Chapitre 1Bienvenue sous les projecteurs


Les immenses portes vitrées du bâtiment du studio scintillent sous le soleil matinal, des reflets dorés et bleutés dansant sur leur surface lisse. Je reste figée sur les marches, serrant d’une main la sangle de mon sac et tenant mon journal en cuir bien calé dans l’autre. Mes paumes sont moites, mes doigts tracent les bords usés du journal, comme si sa texture familière pouvait m’ancrer dans le moment présent. Mon cœur bat si fort que je suis certaine que quelqu’un pourrait l’entendre s’il s’approchait assez près.

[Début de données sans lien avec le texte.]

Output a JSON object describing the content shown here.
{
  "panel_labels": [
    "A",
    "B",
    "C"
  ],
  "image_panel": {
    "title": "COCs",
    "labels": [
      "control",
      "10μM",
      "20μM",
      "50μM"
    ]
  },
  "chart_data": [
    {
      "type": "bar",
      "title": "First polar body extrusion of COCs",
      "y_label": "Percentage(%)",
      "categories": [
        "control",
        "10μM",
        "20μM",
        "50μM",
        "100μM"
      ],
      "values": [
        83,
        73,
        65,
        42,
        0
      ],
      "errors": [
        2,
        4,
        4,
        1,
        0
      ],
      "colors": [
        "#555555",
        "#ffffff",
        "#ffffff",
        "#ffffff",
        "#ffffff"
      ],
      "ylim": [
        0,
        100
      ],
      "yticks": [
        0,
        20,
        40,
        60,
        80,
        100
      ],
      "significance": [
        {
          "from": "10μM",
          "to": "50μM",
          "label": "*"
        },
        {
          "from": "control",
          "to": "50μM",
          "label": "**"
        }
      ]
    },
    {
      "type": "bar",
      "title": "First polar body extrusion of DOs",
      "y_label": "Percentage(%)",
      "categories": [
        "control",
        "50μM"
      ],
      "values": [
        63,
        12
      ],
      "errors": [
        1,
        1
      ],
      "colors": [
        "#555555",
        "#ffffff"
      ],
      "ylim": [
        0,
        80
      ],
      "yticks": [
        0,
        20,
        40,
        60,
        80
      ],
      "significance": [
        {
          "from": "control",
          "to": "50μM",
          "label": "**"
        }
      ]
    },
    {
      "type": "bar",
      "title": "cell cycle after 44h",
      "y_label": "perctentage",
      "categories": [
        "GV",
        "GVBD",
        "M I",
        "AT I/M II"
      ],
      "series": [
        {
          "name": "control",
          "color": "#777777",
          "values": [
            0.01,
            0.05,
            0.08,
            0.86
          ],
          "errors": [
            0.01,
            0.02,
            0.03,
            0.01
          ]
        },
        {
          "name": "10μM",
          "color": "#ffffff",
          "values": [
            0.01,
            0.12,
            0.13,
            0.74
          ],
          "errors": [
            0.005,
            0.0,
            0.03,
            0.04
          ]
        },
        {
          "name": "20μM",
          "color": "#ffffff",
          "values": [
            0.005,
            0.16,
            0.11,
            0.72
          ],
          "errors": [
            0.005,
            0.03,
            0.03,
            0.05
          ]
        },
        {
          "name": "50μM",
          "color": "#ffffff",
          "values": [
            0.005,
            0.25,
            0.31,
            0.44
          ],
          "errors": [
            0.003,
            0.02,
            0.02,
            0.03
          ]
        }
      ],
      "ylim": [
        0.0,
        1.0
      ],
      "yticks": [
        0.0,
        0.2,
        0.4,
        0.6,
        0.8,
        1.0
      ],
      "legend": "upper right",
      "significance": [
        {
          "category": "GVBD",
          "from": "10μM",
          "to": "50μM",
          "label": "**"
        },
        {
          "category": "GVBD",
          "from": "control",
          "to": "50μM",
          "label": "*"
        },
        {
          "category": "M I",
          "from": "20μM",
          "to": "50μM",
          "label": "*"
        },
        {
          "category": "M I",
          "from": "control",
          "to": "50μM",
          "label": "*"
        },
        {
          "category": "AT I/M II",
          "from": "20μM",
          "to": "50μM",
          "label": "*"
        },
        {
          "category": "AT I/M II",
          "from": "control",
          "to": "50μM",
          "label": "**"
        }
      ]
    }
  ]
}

« Allez, entre, Y/n », je murmure à voix basse, mais mes mots sonnent creux, peu convaincants. Une profonde inspiration pourrait m’aider, mais ma poitrine semble prise dans un étau. Mon esprit s’emballe, imaginant tout ce qui pourrait mal tourner aujourd’hui. Et si je fais tout de travers ? Et si tout le monde se rend compte que je ne suis qu’une débutante qui n’a aucune idée de ce qu’elle fait ici ?

Je serre le journal encore plus fort – il ressemble davantage à un bouclier qu’à un simple carnet à cet instant précis. Le cuir, réchauffé par ma main, me ramène au présent. J’expire un souffle tremblant et avance prudemment d’un pas tandis que les portes automatiques s’ouvrent dans un sifflement. L’intérieur climatisé et frais me frappe comme une vague, emportant avec lui un mélange d’odeurs de sciure, de peinture et de café. Ce parfum étrange, mélange de créativité et de fatigue, envahit mes sens.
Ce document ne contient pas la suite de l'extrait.